Plus rapide que la diffusion du coronavirus, la démultiplication de Michel Cymès sur les écrans. Depuis deux semaines, c’est matin, midi et soir sur France 2, RTL mais aussi France 5, TMC, La 1ere. Objectif ? Dispenser conseils et informations pour rassurer les téléspectateurs dans un contexte si particulier. Mais le mercredi soir, il remet son nez de clown pour son talk show hebdomadaire. Car Michel Cymès, ce sont surtout des vannes : depuis son départ du magazine de la santé (France 5), le médecin-blagueur est devenu un blagueur-médecin omniprésent. Cette réussite nécessite toutefois de prendre bien soin d’esquiver les sujets qui fâchent.

A force de les répéter sur toutes les chaînes, on va finir par bien les retenir les consignes de Michel Cymès pour se protéger autant que possible du coronavirus.

Depuis deux semaines et la propagation du coronavirus, la télé et la radio nous prescrivent une dose quotidienne de Michel Cymès. Celui qui dit continuer ses consultations à l’hôpital deux matinées par semaine passe surtout son temps dans les loges de maquillages.

Sur RTL, on peut l’écouter tous les matins pour sa chronique “Ca va beaucoup mieux”.

Des chroniques 100% “tousse tousse fièvre” cette semaine...

Cymès a également voulu rassurer les télespectateurs de la vieille télé (avec une émission spéciale sur France 2) mais aussi les plus jeunes (avec sa nouvelle émission sur YouTube).

Du Cymès, matin, midi et soir donc. Normal. Même hors alerte épidémique, Cymès est partout depuis des années. 

Saturation médiatique, stade 3

Lorsque Cymès n’anime pas ses propres émissions, il se rend chez les autres pour quelques prescriptions médicales et beaucoup de promo.

Chez Ruquier par exemple, c’est pour ses livres :

Bon camarade, il a su lui renvoyer l'ascenseur l'année dernière...

Mais c’est surtout à C à vous (France 5) que l'exposition médiatique de Cymès atteint son pic. D’après l’INAthèque, il s’y est rendu à 34 reprises depuis 2009.

Soit pour faire la promo de ses fameuses émissions...

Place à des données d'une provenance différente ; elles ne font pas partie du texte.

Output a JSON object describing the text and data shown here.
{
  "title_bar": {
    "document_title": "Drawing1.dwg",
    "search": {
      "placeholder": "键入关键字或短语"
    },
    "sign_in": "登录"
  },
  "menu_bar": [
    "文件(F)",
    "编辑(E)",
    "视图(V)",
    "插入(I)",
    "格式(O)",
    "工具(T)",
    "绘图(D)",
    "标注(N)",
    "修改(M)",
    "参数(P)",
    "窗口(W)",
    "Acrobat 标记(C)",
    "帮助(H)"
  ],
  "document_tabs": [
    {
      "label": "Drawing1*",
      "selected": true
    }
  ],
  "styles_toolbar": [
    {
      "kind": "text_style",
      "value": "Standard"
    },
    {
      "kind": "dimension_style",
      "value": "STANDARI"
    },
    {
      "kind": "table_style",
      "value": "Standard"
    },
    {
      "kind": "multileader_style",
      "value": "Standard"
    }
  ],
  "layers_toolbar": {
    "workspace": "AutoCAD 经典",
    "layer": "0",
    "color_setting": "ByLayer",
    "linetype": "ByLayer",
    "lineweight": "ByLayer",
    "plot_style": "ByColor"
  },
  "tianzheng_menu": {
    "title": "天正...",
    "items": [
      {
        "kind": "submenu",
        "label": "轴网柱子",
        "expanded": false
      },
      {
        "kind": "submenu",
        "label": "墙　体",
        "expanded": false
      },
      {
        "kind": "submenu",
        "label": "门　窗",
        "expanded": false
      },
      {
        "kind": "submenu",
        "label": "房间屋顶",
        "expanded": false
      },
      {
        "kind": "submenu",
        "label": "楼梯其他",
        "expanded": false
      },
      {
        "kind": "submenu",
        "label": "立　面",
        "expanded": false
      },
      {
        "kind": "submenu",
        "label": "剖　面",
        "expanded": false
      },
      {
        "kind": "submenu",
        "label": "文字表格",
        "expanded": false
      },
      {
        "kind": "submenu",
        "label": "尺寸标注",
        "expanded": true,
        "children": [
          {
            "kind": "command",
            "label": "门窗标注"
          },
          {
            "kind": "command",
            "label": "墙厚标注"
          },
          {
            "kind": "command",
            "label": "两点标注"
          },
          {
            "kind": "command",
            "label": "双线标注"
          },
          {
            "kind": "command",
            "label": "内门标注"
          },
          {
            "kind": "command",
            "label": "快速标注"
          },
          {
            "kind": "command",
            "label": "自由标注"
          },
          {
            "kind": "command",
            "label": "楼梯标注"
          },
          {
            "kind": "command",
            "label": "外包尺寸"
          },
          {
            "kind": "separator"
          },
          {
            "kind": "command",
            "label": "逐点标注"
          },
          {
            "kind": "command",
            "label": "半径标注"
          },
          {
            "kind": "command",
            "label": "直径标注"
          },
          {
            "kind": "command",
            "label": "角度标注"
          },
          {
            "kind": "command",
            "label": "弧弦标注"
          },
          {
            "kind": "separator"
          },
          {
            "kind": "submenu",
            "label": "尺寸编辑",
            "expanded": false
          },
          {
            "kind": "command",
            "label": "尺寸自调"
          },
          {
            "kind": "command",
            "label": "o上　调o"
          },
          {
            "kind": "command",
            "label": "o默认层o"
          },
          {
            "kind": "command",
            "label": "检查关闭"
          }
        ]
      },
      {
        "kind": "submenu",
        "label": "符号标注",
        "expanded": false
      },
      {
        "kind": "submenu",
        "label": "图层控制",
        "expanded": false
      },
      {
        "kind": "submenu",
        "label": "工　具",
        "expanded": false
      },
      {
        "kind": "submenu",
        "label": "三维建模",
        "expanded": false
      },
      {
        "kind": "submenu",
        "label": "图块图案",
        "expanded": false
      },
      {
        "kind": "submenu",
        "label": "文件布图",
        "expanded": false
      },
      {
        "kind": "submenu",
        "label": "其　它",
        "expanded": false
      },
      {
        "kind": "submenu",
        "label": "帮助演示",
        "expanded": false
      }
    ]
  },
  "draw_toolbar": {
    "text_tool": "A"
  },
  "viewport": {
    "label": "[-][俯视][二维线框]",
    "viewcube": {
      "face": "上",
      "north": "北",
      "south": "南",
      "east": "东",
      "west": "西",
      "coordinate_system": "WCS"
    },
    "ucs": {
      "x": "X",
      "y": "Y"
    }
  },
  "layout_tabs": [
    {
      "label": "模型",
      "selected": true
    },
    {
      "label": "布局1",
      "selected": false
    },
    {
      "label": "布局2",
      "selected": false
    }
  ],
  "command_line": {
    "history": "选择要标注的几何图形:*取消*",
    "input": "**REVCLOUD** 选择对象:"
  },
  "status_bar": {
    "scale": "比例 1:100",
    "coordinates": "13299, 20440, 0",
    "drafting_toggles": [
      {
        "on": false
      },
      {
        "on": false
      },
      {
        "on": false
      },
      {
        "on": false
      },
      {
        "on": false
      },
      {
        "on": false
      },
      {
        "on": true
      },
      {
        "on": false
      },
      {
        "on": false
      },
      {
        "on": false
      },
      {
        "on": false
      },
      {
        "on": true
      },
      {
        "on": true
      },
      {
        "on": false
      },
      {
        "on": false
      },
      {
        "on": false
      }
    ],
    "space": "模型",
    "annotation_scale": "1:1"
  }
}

Soit pour faire la promo de ses magazines. Oui, car notre docteur maboul est multisupport, il possède également des magazines papier.

Dr Feel Good depuis septembre 2017...

Décliné récemment en Dr Feel Good Cuisine...

Et Dr Feel Good Kids...

Un succès dans les kiosques (presque 200 000 exemplaires en moyenne pour Dr Feel Good en 2018), forcément mérité d’après Anne-Elisabeth Lemoine : “C’est hyper bien fichu et c’est drôle, vraiment”.

Tellement drôle et si bien fichu que Cymès a décidé de vendre la majorité des parts de sa société  à Webedia, ce géant du web qui possède de nombreux sites (dont Allociné et Jeuxvideo.com) et chapeaute de gros Youtubeurs (Norman, Cyprien, Squeezie). Objectif de ce rachat effectué à l’été 2019 ? Faire de Dr Feel Good le principal concurrent de Doctissimo. 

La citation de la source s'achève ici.